Before the trial began, the third hitman, Sizwezakhe Vumazonke, died in hospital after falling into a coma while on approved leave from prison. He had previously claimed he was being mistreated while in custody, but police denied those allegations.

Luthando Siyoni, Christopher Panayiotou, Sinethemba Nenembe and Zolani Sibeko.
Luthando Siyoni, Christopher Panayiotou, Sinethemba Nenembe and Zolani Sibeko.

The trial opened on October 11, 2015. Prosecutors presented the secret recording, phone records between Luthando and the hitmen, GPS data from the hired vehicle, and ATM footage.
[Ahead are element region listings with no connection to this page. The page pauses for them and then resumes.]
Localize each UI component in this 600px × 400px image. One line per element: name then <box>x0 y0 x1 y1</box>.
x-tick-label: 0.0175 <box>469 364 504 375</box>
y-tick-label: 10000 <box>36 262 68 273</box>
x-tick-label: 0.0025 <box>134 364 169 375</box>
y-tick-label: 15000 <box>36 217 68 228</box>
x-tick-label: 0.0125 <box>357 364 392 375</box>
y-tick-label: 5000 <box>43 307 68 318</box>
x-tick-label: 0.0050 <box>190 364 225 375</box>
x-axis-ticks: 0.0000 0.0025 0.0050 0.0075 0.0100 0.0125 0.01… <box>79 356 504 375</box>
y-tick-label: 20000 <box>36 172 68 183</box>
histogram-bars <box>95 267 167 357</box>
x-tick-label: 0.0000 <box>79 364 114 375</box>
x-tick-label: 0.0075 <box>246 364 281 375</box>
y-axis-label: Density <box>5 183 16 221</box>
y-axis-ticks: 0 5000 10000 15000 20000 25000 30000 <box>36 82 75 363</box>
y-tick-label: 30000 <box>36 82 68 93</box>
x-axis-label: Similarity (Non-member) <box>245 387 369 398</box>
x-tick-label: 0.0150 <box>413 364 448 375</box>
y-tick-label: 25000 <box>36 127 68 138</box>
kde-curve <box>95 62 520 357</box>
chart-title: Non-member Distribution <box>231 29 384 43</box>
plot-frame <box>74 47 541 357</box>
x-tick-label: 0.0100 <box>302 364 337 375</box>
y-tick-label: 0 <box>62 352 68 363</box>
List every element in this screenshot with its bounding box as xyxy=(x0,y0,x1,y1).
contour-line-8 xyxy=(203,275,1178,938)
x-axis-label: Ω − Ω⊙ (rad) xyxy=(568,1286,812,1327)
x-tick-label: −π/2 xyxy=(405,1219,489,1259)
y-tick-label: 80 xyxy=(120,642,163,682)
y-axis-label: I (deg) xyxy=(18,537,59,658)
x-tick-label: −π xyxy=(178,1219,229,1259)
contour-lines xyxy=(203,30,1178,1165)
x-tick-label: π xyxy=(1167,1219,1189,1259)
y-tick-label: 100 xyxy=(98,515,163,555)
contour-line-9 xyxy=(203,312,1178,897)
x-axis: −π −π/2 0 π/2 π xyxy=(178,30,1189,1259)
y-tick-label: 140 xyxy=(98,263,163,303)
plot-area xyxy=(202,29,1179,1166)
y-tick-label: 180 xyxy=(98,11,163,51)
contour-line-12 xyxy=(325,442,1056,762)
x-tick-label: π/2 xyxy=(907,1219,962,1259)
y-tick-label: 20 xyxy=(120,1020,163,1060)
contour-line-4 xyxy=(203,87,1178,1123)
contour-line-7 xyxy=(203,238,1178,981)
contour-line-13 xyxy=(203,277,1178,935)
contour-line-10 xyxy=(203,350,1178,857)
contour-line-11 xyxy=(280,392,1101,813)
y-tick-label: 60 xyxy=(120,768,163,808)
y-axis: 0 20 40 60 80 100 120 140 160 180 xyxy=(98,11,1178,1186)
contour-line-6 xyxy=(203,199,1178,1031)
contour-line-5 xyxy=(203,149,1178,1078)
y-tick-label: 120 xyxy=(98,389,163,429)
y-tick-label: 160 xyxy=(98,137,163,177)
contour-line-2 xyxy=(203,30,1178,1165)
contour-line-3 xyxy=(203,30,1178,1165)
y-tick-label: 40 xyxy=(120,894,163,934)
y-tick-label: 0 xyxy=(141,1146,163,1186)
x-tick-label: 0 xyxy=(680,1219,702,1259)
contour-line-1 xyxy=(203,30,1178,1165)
It was also revealed during proceedings that Chris had been in the process of securing a loan of 2.2 million rand, and that the combined cost of maintaining his marriage and his affair had become financially impossible to sustain.

Chanelle Coutts took the stand and confirmed the details of their relationship, including the gifts Chris had given her and the nights she had spent at his home.

Chris’s defense argued that he was a generous man who had even recently purchased a new home for himself and Jayde, suggesting there was no real motive to harm her. The judge was not convinced.

On November 2, 2017, which happened to be Chris Panayiotou’s 31st birthday, he was found guilty of the murder of Jayde Panayiotou. The judge concluded that Chris had orchestrated the killing specifically to reduce his growing debt and that he deeply regretted having married Jayde.

He was sentenced to life in prison. Sinethemba Nenembe also received a life sentence for his role in the murder. Zolani Sibeko was sentenced to 15 years in prison for conspiracy to commit murder. In a separate trial, Luthando Sioni was also given a life sentence.

Jayde was described by those who knew her as genuinely kind, enthusiastic, and deeply loyal. She had worked hard to build a life and a career, and she had loved her husband despite the loneliness he had caused her.

She was killed for 80,000 rand because her husband could not manage the consequences of choices she never even knew he had made.

On December 9, 2019, Costa Panayiotou was shot and killed outside his own shop while closing up for the night. His car was also stolen.